Without safe, open, honest, and trusting relationships, all of us will be left to our own subjective opinions of “what God is saying and doing,” and what He is not. The day of “Jesus and me is all I need,” is over. Our lives knit together from which all the mysteries of Christ are made known (Col. 2:8) is the divine safety net to spare us from our own carnal drive and self-inflicted disasters. We are masters at fooling ourselves, reaping the whirlwind, and blaming it on the devil.
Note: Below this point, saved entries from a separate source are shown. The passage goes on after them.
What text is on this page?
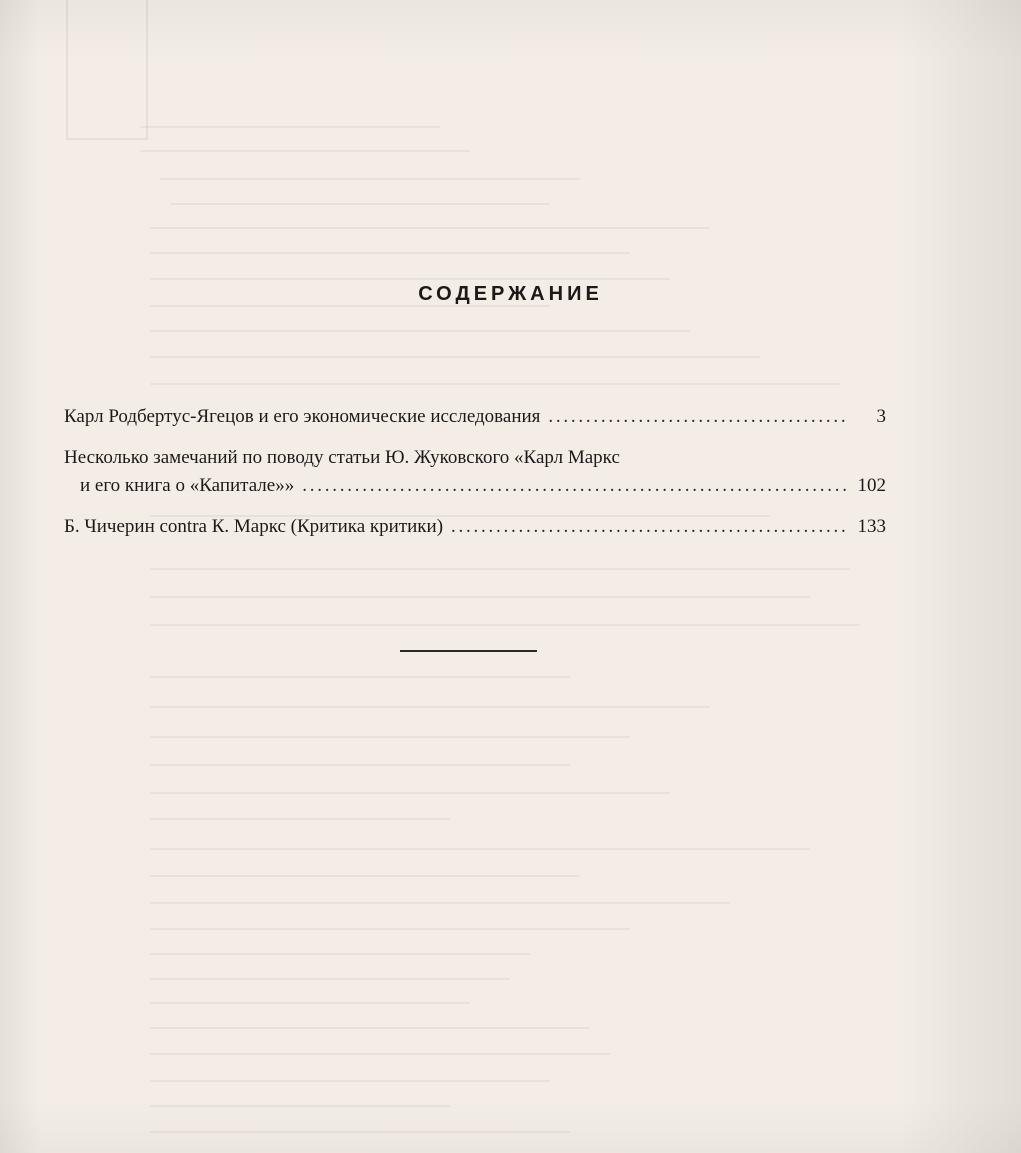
СОДЕРЖАНИЕ
Карл Родбертус-Ягецов и его экономические исследования . . .	3
Несколько замечаний по поводу статьи Ю. Жуковского «Карл Маркс
и его книга о «Капитале»» . . .	102
Б. Чичерин contra К. Маркс (Критика критики) . . .	133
There is little temptation in overt evil. Temptation must seem right, or it would have no power. It can be most difficult to recognize and to admit to one’s self that a problem exists because it can appear so good, so worthwhile, so noble, so sacrificial, so Godly and it feels so native to our sense of being. There is a different way to live and minister than what most of us have had modeled before us. It’s not a theory. It’s not a doctrine. It’s not a new model of ministry. It’s a state of being in Christ that is real, restful, life giving, and fruitful, but crucifying to our flesh.
Ultimately, I cannot persuade you that you have a problem. But I can confidently state that ministry addiction is an epidemic problem, because I see it every day in people who profess to have an Ephesian 4 calling. I see the effect it has in their relationships–the unuttered sorrow, the silent pain that so many carry, fearful to say anything lest they be perceived as “unhelpful to the cause,” or be accused of being unsubmissive or a Jezebel, or other such nonsense, only to have their repressed pain erupt 5, 10, 15, 20, 30 years down the road with relationally devastating results.
You can prevent that devastation by taking action at this moment to examine yourself. Admit something to yourself before you reap a harvest of sorrow that you cannot presently imagine. This day, the Spirit of the Lord is giving you an opportunity and a way of escape. Don’t miss it. For your own sake, the sake of those you love and who love you, and for His kingdom testimony’s sake, confess you have been snared by ministry lust and ask the Lord to forgive and deliver you. Be prepared to walk out whatever changes are necessary to consolidate your freedom of body, soul, and spirit.